Bitcoin adoption can literally happen without the people actively adopting it. Which stands in contrast to what we know from other technology that we often like to compare with the adoption of Bitcoin:
(Bitcoin adoption comparable to other technologies?)
There never was a money or asset in this history we see here. But after all it depends on strong network effects like with internet and smartphone. Also there is the difference that adopters profit from the adoption rather than just pay for it in order to have consumption and utility like for example buying Internet, Smartphones and TV. It stands in contrast to this consumption that costs money as it is the new money itself.
So we ask the question? How many users does Bitcoin really have? How many now? How many in the future? How many in the first, second and third layers?
Did you know that you are a user of Linux? No? That’s probably because you didn’t notice it - a lot of services you use probably are hosted on servers that run with Linux. Linux is actually widely adoptet, even when we do not see this right in front of our eyes.
Bitcoin is the Linux of money and the English of money as it comes to network effects of an open source money that establishes itself in a sly roundabout way. But most people wont host a wallet or even run a full node same as most people don't use linux on their own devices.

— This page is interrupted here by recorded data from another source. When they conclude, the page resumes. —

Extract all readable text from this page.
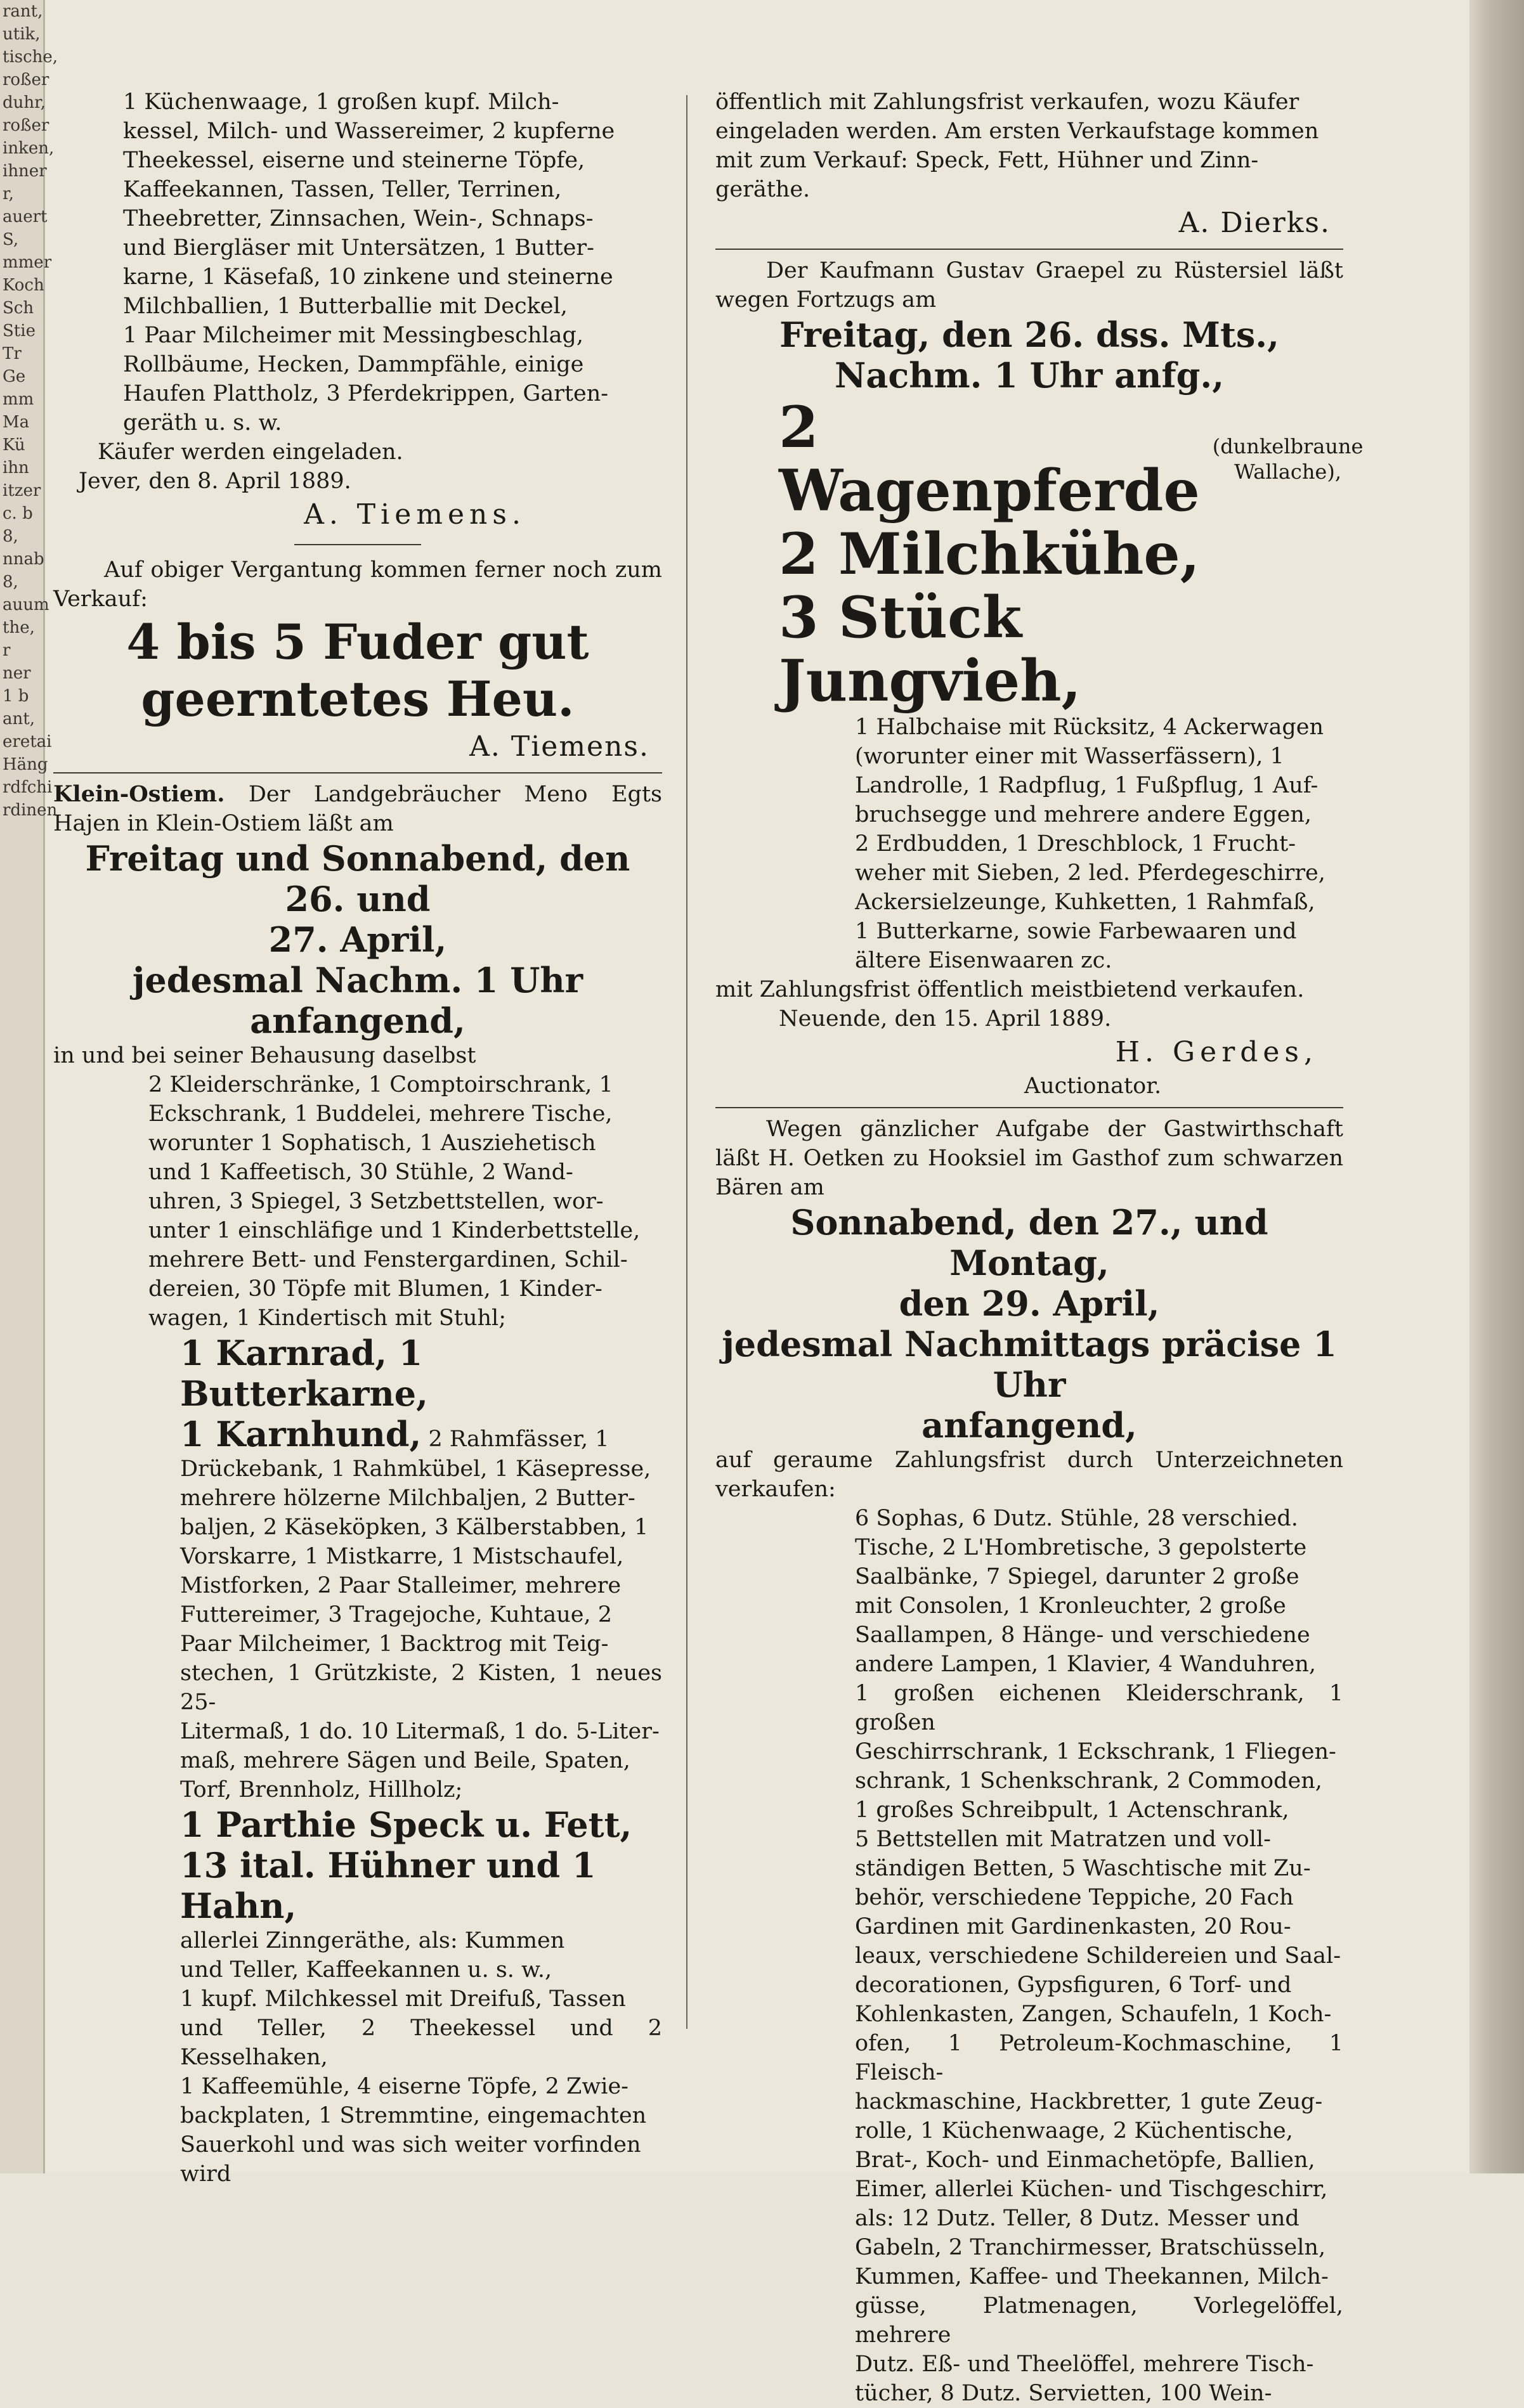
rant,
utik,
tische,
roßer
duhr,
roßer
inken,
ihner
r,
auert
S,
mmer
Koch
Sch
Stie
Tr
Ge
mm
Ma
Kü
ihn
itzer
c. b
8,
nnab
8,
auum
the,
r
ner
1 b
ant,
eretai
Häng
rdfchi
rdinen
1 Küchenwaage, 1 großen kupf. Milch-
kessel, Milch- und Wassereimer, 2 kupferne
Theekessel, eiserne und steinerne Töpfe,
Kaffeekannen, Tassen, Teller, Terrinen,
Theebretter, Zinnsachen, Wein-, Schnaps-
und Biergläser mit Untersätzen, 1 Butter-
karne, 1 Käsefaß, 10 zinkene und steinerne
Milchballien, 1 Butterballie mit Deckel,
1 Paar Milcheimer mit Messingbeschlag,
Rollbäume, Hecken, Dammpfähle, einige
Haufen Plattholz, 3 Pferdekrippen, Garten-
geräth u. s. w.

Käufer werden eingeladen.

Jever, den 8. April 1889.

A. Tiemens.

Auf obiger Vergantung kommen ferner noch zum Verkauf:

4 bis 5 Fuder gut

geerntetes Heu.

A. Tiemens.

Klein-Ostiem. Der Landgebräucher Meno Egts Hajen in Klein-Ostiem läßt am

Freitag und Sonnabend, den 26. und

27. April,

jedesmal Nachm. 1 Uhr anfangend,

in und bei seiner Behausung daselbst

2 Kleiderschränke, 1 Comptoirschrank, 1
Eckschrank, 1 Buddelei, mehrere Tische,
worunter 1 Sophatisch, 1 Ausziehetisch
und 1 Kaffeetisch, 30 Stühle, 2 Wand-
uhren, 3 Spiegel, 3 Setzbettstellen, wor-
unter 1 einschläfige und 1 Kinderbettstelle,
mehrere Bett- und Fenstergardinen, Schil-
dereien, 30 Töpfe mit Blumen, 1 Kinder-
wagen, 1 Kindertisch mit Stuhl;

1 Karnrad, 1 Butterkarne,

1 Karnhund, 2 Rahmfässer, 1
Drückebank, 1 Rahmkübel, 1 Käsepresse,
mehrere hölzerne Milchbaljen, 2 Butter-
baljen, 2 Käseköpken, 3 Kälberstabben, 1
Vorskarre, 1 Mistkarre, 1 Mistschaufel,
Mistforken, 2 Paar Stalleimer, mehrere
Futtereimer, 3 Tragejoche, Kuhtaue, 2
Paar Milcheimer, 1 Backtrog mit Teig-
stechen, 1 Grützkiste, 2 Kisten, 1 neues 25-
Litermaß, 1 do. 10 Litermaß, 1 do. 5-Liter-
maß, mehrere Sägen und Beile, Spaten,
Torf, Brennholz, Hillholz;

1 Parthie Speck u. Fett,

13 ital. Hühner und 1

Hahn,

allerlei Zinngeräthe, als: Kummen
und Teller, Kaffeekannen u. s. w.,
1 kupf. Milchkessel mit Dreifuß, Tassen
und Teller, 2 Theekessel und 2 Kesselhaken,
1 Kaffeemühle, 4 eiserne Töpfe, 2 Zwie-
backplaten, 1 Stremmtine, eingemachten
Sauerkohl und was sich weiter vorfinden
wird
öffentlich mit Zahlungsfrist verkaufen, wozu Käufer
eingeladen werden. Am ersten Verkaufstage kommen
mit zum Verkauf: Speck, Fett, Hühner und Zinn-
geräthe.

A. Dierks.

Der Kaufmann Gustav Graepel zu Rüstersiel läßt wegen Fortzugs am

Freitag, den 26. dss. Mts.,

Nachm. 1 Uhr anfg.,

2 Wagenpferde
(dunkelbraune
Wallache),

2 Milchkühe,

3 Stück Jungvieh,

1 Halbchaise mit Rücksitz, 4 Ackerwagen
(worunter einer mit Wasserfässern), 1
Landrolle, 1 Radpflug, 1 Fußpflug, 1 Auf-
bruchsegge und mehrere andere Eggen,
2 Erdbudden, 1 Dreschblock, 1 Frucht-
weher mit Sieben, 2 led. Pferdegeschirre,
Ackersielzeunge, Kuhketten, 1 Rahmfaß,
1 Butterkarne, sowie Farbewaaren und
ältere Eisenwaaren zc.

mit Zahlungsfrist öffentlich meistbietend verkaufen.

Neuende, den 15. April 1889.

H. Gerdes,

Auctionator.

Wegen gänzlicher Aufgabe der Gastwirthschaft läßt H. Oetken zu Hooksiel im Gasthof zum schwarzen Bären am

Sonnabend, den 27., und Montag,

den 29. April,

jedesmal Nachmittags präcise 1 Uhr

anfangend,

auf geraume Zahlungsfrist durch Unterzeichneten verkaufen:

6 Sophas, 6 Dutz. Stühle, 28 verschied.
Tische, 2 L'Hombretische, 3 gepolsterte
Saalbänke, 7 Spiegel, darunter 2 große
mit Consolen, 1 Kronleuchter, 2 große
Saallampen, 8 Hänge- und verschiedene
andere Lampen, 1 Klavier, 4 Wanduhren,
1 großen eichenen Kleiderschrank, 1 großen
Geschirrschrank, 1 Eckschrank, 1 Fliegen-
schrank, 1 Schenkschrank, 2 Commoden,
1 großes Schreibpult, 1 Actenschrank,
5 Bettstellen mit Matratzen und voll-
ständigen Betten, 5 Waschtische mit Zu-
behör, verschiedene Teppiche, 20 Fach
Gardinen mit Gardinenkasten, 20 Rou-
leaux, verschiedene Schildereien und Saal-
decorationen, Gypsfiguren, 6 Torf- und
Kohlenkasten, Zangen, Schaufeln, 1 Koch-
ofen, 1 Petroleum-Kochmaschine, 1 Fleisch-
hackmaschine, Hackbretter, 1 gute Zeug-
rolle, 1 Küchenwaage, 2 Küchentische,
Brat-, Koch- und Einmachetöpfe, Ballien,
Eimer, allerlei Küchen- und Tischgeschirr,
als: 12 Dutz. Teller, 8 Dutz. Messer und
Gabeln, 2 Tranchirmesser, Bratschüsseln,
Kummen, Kaffee- und Theekannen, Milch-
güsse, Platmenagen, Vorlegelöffel, mehrere
Dutz. Eß- und Theelöffel, mehrere Tisch-
tücher, 8 Dutz. Servietten, 100 Wein-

During these three stages through second and third layers it has become more and more difficult to determine who is a Bitcoin user and who isn’t - therefore determining the actual number also is just a matter of guess. Who is part of the economic reality of Bitcoin?
- 10 million addresses that own more than 0,01 bitcoin on chain
- ??? PayPal and CashApp users that hold bitcoin (roughly 300 million users in general)
- 5 million residents of Wisconsin
- ??? MicroStrategy, Block and Semler Scientific stockholders and employees
- ??? employees and stockholders of mining companies
- 6 million residents of El Salvador
- ?? Millions of MSCI World Investors
- ??? Bitcoin ETF investors and indirect ETF investors
- the „50 million crypto holders“ in the US that are supposed to vote for Donald Trump
- ??? employees and shareholders of other companies that are related to Bitcoin
and so on …
I don’t want to calculate anything - I just want to point out that things are getting really crazy and adoption might happen in a way we have not expected before.
With all this we see how complex the network effects of Bitcoin became. Everything has become messed up and it shows how Bitcoin slowly becomes implemented into the existing system and sometimes even without the people need to be aware of it - this new thing is getting accepted by the existing „system of things“
In conclusion we can say, the adoption might be more driven forward than we thought it would be at this point. Depending on what you consider a „User“! - sure the amount of „real direct users“ will rise a lot, but there will also be a lot of „indirect users“ that come because nation states, funds and other institutions get into Bitcoin and bring the people whose wealth they are responsible for to the economic reality of Bitcoin.
With old assumptions like looking at daily addresses used and only looking at layer one and on-chain-data you may come to the conclusion that Bitcoin is overvalued in price compared to the raw network utility value. But with including the second and third layers that should change. When we talk about adoption in terms of how many people are already part or indirectly participating in the economic reality of Bitcoin we must be somewhere between 1% and 10%. We are not sooo early anymore. In terms of network effects that means - nothing else can surpass it - your money will be save there and if you want you can be a layer one user - nobody can prevent you!